思慮
本物の継承者……。
そう気づいた僕は、圭の言葉を思い出していた。
『なあ、一夜。呪いってね。何種類かの材料を使うだろう? それは、呪文も同じ事。一つじゃ効力は弱いけど、それを組み合わせて一つのものにするとね、それぞれが役割を果たしてくれるんだ』
一つじゃ効力は弱い……組み合わせて一つのものにする……。
現に、来贅が描いた円と、圭の血で描かれた円が一つになろうとしている。
侯和さんは、圭に視線を向けた後、貴桐さんへと視線を向けた。
「……お前は……どうするんだ? 貴桐……」
「どうするってなんだよ? ふん……そんな哀れむような顔をするな」
「……そういう訳じゃない」
「だったらなんだ? 俺が奪われたものは取り戻せないと分かっている俺が、それでも俺以外の誰かは取り戻せるものがあるなら、抱えた思いも報われるんじゃないかって重ね合わせている俺が滑稽か?」
「馬鹿言うなよ。お前……俺には平気で傷口開くような事を言うくせに……」
「自分がそうなんだろって?」
ニヤリと笑みを見せる貴桐さんに、侯和さんは呆れたような溜息をついて言った。
「ああ……そうだよ」
貴桐さんは、ふうっと浅く息をつくと、侯和さんの言葉に納得しながら静かに答えた。
「ああ……そうだな」
『一人で抱えて、一人で答えを出したがる。お前がいつも思っている事は一つだけだ。それを大事に抱えて、悲観的になるのは自分が出来る唯一の償いか?』
「貴桐…… 一夜が宿木の枝を折れたのも……いや……お前が折らせたんだろう?」
「はは。買い被り過ぎだ」
「貴桐……」
侯和さんは、そんな事はないと続けたが、貴桐さんは答えず、圭の様子をじっと見ている亜央に目線を移していた。

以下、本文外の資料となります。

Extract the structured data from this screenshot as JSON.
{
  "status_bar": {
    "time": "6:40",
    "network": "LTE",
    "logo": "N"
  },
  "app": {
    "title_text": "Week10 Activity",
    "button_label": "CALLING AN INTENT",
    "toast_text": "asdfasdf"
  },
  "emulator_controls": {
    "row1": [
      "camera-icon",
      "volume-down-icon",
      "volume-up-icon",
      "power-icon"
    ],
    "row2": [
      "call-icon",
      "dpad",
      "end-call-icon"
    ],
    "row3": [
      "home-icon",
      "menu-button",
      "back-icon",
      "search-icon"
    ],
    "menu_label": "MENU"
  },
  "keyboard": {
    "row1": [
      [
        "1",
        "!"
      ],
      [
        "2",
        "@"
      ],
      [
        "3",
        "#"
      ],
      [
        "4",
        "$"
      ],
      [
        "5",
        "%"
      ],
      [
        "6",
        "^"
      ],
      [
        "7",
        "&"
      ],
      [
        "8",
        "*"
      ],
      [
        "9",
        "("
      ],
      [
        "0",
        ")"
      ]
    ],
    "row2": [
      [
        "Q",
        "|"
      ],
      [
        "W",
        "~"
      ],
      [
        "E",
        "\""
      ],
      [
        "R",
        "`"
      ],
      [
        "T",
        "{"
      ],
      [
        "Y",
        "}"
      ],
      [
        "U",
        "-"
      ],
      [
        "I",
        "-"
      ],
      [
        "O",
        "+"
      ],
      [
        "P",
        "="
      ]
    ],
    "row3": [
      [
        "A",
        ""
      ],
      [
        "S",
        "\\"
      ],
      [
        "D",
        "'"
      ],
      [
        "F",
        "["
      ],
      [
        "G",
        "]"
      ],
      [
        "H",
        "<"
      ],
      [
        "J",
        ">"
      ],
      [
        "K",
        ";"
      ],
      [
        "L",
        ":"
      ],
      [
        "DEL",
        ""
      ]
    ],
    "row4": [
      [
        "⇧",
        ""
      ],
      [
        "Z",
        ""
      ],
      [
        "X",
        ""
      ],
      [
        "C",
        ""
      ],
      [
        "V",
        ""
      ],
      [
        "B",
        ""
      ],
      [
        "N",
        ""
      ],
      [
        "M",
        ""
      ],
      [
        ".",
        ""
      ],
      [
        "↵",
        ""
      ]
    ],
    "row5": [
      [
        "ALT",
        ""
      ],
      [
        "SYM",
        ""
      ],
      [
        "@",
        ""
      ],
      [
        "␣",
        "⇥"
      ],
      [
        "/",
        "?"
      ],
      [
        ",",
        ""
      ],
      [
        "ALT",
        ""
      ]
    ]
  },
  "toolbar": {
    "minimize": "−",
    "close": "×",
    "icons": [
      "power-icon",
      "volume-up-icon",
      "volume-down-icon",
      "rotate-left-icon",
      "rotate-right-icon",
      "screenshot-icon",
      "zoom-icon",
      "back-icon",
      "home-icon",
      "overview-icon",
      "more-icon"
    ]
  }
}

貴桐さんの目線に、亜央は一度、目を伏せると諦めたように溜息をついた。
「柯上先生なんだ……」
亜央は、呟くように口を開いた。
「その呪法に気づいたのは。主様を見れば直ぐに分かるだろう? 見た目は俺たちとそう変わらない。この塔が出来てから何年経っている? 十五年だ」
亜央は、侯和さんの腕から彼女を自分へと抱き抱え、彼女へと視線を落としながら、言葉を続ける。
「治らないものは治らない。治せないものは治せない。結果的に器そのものが蝕まれ、修繕する事など不可能だ。一つずつ、一つずつ悪くなっていく……だが、その速度は速くて……追いつけない。昨日は笑って話もしていた、食事も摂れた……なのに急変するんだよ。待ったなんて効かない。だからこそ、時を留めたようにそこに存在しているその奇跡を、追い求めて集まったのが俺たち呪術医だろ……」
「亜央……この存在を作ったのは呪術医だって言いたいのか……?」
「ああ、そうだよ……だが俺たちは、大きな勘違いをしている」
「どういう事だ?」
「返せる器がないと言っただろう」
「亜央……」
何かを察した侯和さんと貴桐さんの目が動く。
「差綺!」
差綺を呼んだ侯和さんは眼鏡を外し、差綺へと投げ渡した。
眼鏡を受け取った差綺は、クスリと笑みを見せると、それを掛ける。
「じゃあ……」
差綺の目つきが変わった。口元は笑みを見せているが、目は笑っていない。
「仕上げ……」
そう呟く差綺は、来贅へと指を向けた。
……これは……。
「ケイ……」
来贅の手は、自分を抑え込む圭の手を掴み、不遜な態度も見せてはいなかったが……。
その口元に……笑みが見えた。
『一つじゃ効力は弱いけど、それを組み合わせて一つのものにするとね、それぞれが役割を果たしてくれるんだ』
円が一つになっていく。
一つになったら……それぞれが役割を果たす。
来贅へと向けられた差綺の指。
差綺は、冷ややかな目を向けて来贅に言った。